Coach and mentor


Coach and mentor

Head track and field coach and coordinator for the cross country and track and field programs


Entering her second year at Bluffton University, Coach Kaylea Jachno is ready to mentor the next generation of athletes and coaches. She was recently selected to serve as a mentor for the U.S. Track and Field and Cross Country Coaches Association’s (USTFCCCA) Female Coaching Mentorship Program.

“In the United States, across all disciplines of sport, the number of female coaches are dwindling,” said Jachno. “This program is a way for female coaches to empower each other, by sharing their experiences and successes. We provide guidance, and in turn, aim to keep more female coaches in the sport.”

According to the USTFCCCA, the program is designed to increase the representation, depth of knowledge and advancement of female coaches in the field.

Jachno, Bluffton’s head track and field coach and coordinator for the cross country and track and field programs, was matched with an assistant coach in Alabama who, like Jachno, specializes in throws. The partnership lasts for one year with the mentors providing one-on-one monthly support. She acknowledges having additional female mentorship early in her career would have been helpful.

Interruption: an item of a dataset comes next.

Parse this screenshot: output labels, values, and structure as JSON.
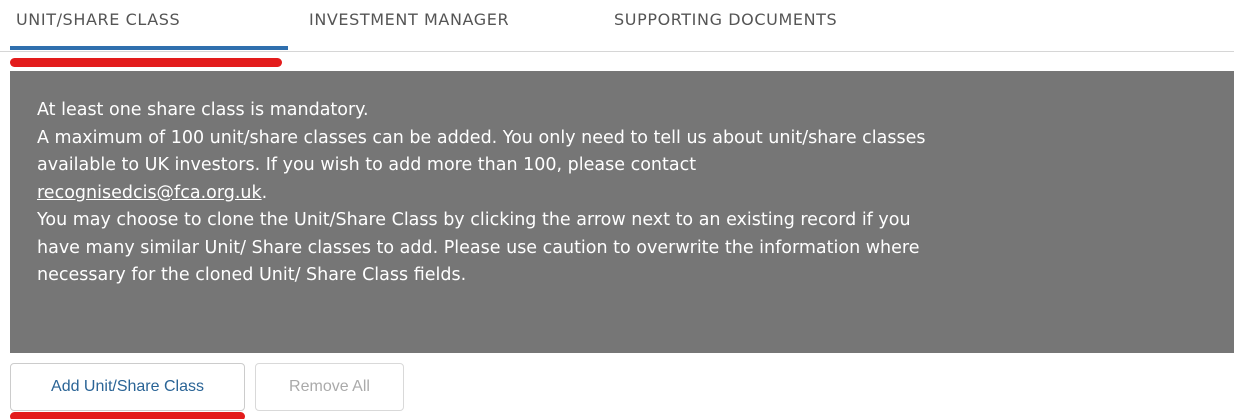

“Sometimes I undervalue myself. Even for this program, at first I wasn’t going to apply, but I am one of the youngest female program directors in the history of track and field, and at the time I was hired, I was the youngest female track and field coach in the Heartland conference,” said Jachno. “I’m still learning, and I will never stop learning, but advancing the sport and elevating other female coaches is something I’m passionate about.”

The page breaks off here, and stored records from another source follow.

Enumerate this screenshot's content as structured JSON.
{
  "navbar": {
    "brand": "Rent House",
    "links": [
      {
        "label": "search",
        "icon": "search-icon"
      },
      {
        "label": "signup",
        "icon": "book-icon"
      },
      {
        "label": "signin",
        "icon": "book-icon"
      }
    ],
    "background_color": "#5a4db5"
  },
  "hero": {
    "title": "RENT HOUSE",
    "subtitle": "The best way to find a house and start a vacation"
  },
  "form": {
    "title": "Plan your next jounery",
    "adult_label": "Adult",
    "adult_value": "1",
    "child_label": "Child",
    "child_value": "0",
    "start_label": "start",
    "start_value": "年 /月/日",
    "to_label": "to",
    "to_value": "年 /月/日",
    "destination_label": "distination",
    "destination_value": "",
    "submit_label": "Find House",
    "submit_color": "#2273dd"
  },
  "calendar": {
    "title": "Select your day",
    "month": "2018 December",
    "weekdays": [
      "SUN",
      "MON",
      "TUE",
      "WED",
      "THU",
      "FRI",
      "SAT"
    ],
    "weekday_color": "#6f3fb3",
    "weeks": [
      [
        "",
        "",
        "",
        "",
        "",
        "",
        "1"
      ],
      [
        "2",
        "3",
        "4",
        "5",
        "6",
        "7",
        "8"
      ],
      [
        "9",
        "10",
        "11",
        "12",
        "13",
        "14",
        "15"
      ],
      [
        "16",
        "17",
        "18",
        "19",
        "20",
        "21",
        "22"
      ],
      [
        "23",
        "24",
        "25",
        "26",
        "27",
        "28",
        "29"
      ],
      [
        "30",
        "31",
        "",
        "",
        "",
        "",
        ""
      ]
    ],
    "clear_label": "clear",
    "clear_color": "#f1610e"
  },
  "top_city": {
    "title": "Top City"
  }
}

Jachno will also serve as a moderator for a roundtable discussion on work-life balance during USTFCCCA’s annual conference in December.

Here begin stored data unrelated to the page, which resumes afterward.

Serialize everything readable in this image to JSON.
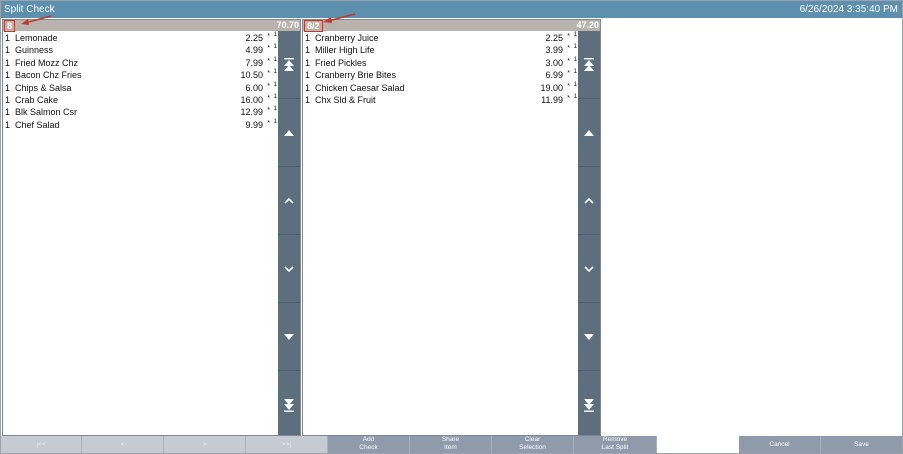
{
  "window": {
    "title": "Split Check",
    "datetime": "6/26/2024 3:35:40 PM"
  },
  "checks": [
    {
      "id": "8",
      "total": "70.70",
      "items": [
        {
          "qty": "1",
          "name": "Lemonade",
          "price": "2.25",
          "mark": "*",
          "seat": "1"
        },
        {
          "qty": "1",
          "name": "Guinness",
          "price": "4.99",
          "mark": "*",
          "seat": "1"
        },
        {
          "qty": "1",
          "name": "Fried Mozz Chz",
          "price": "7.99",
          "mark": "*",
          "seat": "1"
        },
        {
          "qty": "1",
          "name": "Bacon Chz Fries",
          "price": "10.50",
          "mark": "*",
          "seat": "1"
        },
        {
          "qty": "1",
          "name": "Chips & Salsa",
          "price": "6.00",
          "mark": "*",
          "seat": "1"
        },
        {
          "qty": "1",
          "name": "Crab Cake",
          "price": "16.00",
          "mark": "*",
          "seat": "1"
        },
        {
          "qty": "1",
          "name": "Blk Salmon Csr",
          "price": "12.99",
          "mark": "*",
          "seat": "1"
        },
        {
          "qty": "1",
          "name": "Chef Salad",
          "price": "9.99",
          "mark": "*",
          "seat": "1"
        }
      ]
    },
    {
      "id": "8/2",
      "total": "47.20",
      "items": [
        {
          "qty": "1",
          "name": "Cranberry Juice",
          "price": "2.25",
          "mark": "*",
          "seat": "1"
        },
        {
          "qty": "1",
          "name": "Miller High Life",
          "price": "3.99",
          "mark": "*",
          "seat": "1"
        },
        {
          "qty": "1",
          "name": "Fried Pickles",
          "price": "3.00",
          "mark": "*",
          "seat": "1"
        },
        {
          "qty": "1",
          "name": "Cranberry Brie Bites",
          "price": "6.99",
          "mark": "*",
          "seat": "1"
        },
        {
          "qty": "1",
          "name": "Chicken Caesar Salad",
          "price": "19.00",
          "mark": "*",
          "seat": "1"
        },
        {
          "qty": "1",
          "name": "Chx Sld & Fruit",
          "price": "11.99",
          "mark": "*",
          "seat": "1"
        }
      ]
    }
  ],
  "scroll_icons": [
    "double-chevron-up-icon",
    "triangle-up-icon",
    "chevron-up-icon",
    "chevron-down-icon",
    "triangle-down-icon",
    "double-chevron-down-icon"
  ],
  "nav": {
    "first": "|<<",
    "prev": "<",
    "next": ">",
    "last": ">>|"
  },
  "actions": {
    "add_check": [
      "Add",
      "Check"
    ],
    "share_item": [
      "Share",
      "Item"
    ],
    "clear_selection": [
      "Clear",
      "Selection"
    ],
    "remove_last_split": [
      "Remove",
      "Last Split"
    ],
    "cancel": "Cancel",
    "save": "Save"
  },
  "colors": {
    "titlebar": "#5d8fae",
    "scrollbar": "#5d6e7d",
    "button": "#8f9aab",
    "header": "#b9b3ae",
    "annotation": "#c0392b"
  }
}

“DIII is highly underrepresented at USTFCCCA. There will be multiple women sitting at these tables speaking from their own experience,” she explained. “It’s the biggest track and field conference in the nation, and I’m happy to represent Bluffton as a place that supports and elevates female coaches. I am excited to guide coaches using my own experiences”

The passion Jachno has toward elevating female coaches also extends to her goal of building the Bluffton cross country and track and field teams.

After one recruiting cycle, the program now has more than 60 athletes. That’s up from 30. Along with head cross country coach Logan Wells, who is entering his first season, Jachno is working to grow the program to 100-plus athletes and make Bluffton a true conference contender.

“Our goal during last year’s cross country season was to get through the year as a healthy team and for our athletes to truly fall in love with the sport. During indoor and outdoor season, we worked on building a team culture that would create an atmosphere of champions,” said Jachno. “They’re getting used to a new style of coaching and for me it’s all about accountability and competing for your teammates. Track and field is interesting because it’s an individual sport, but no one person is bigger than the team.”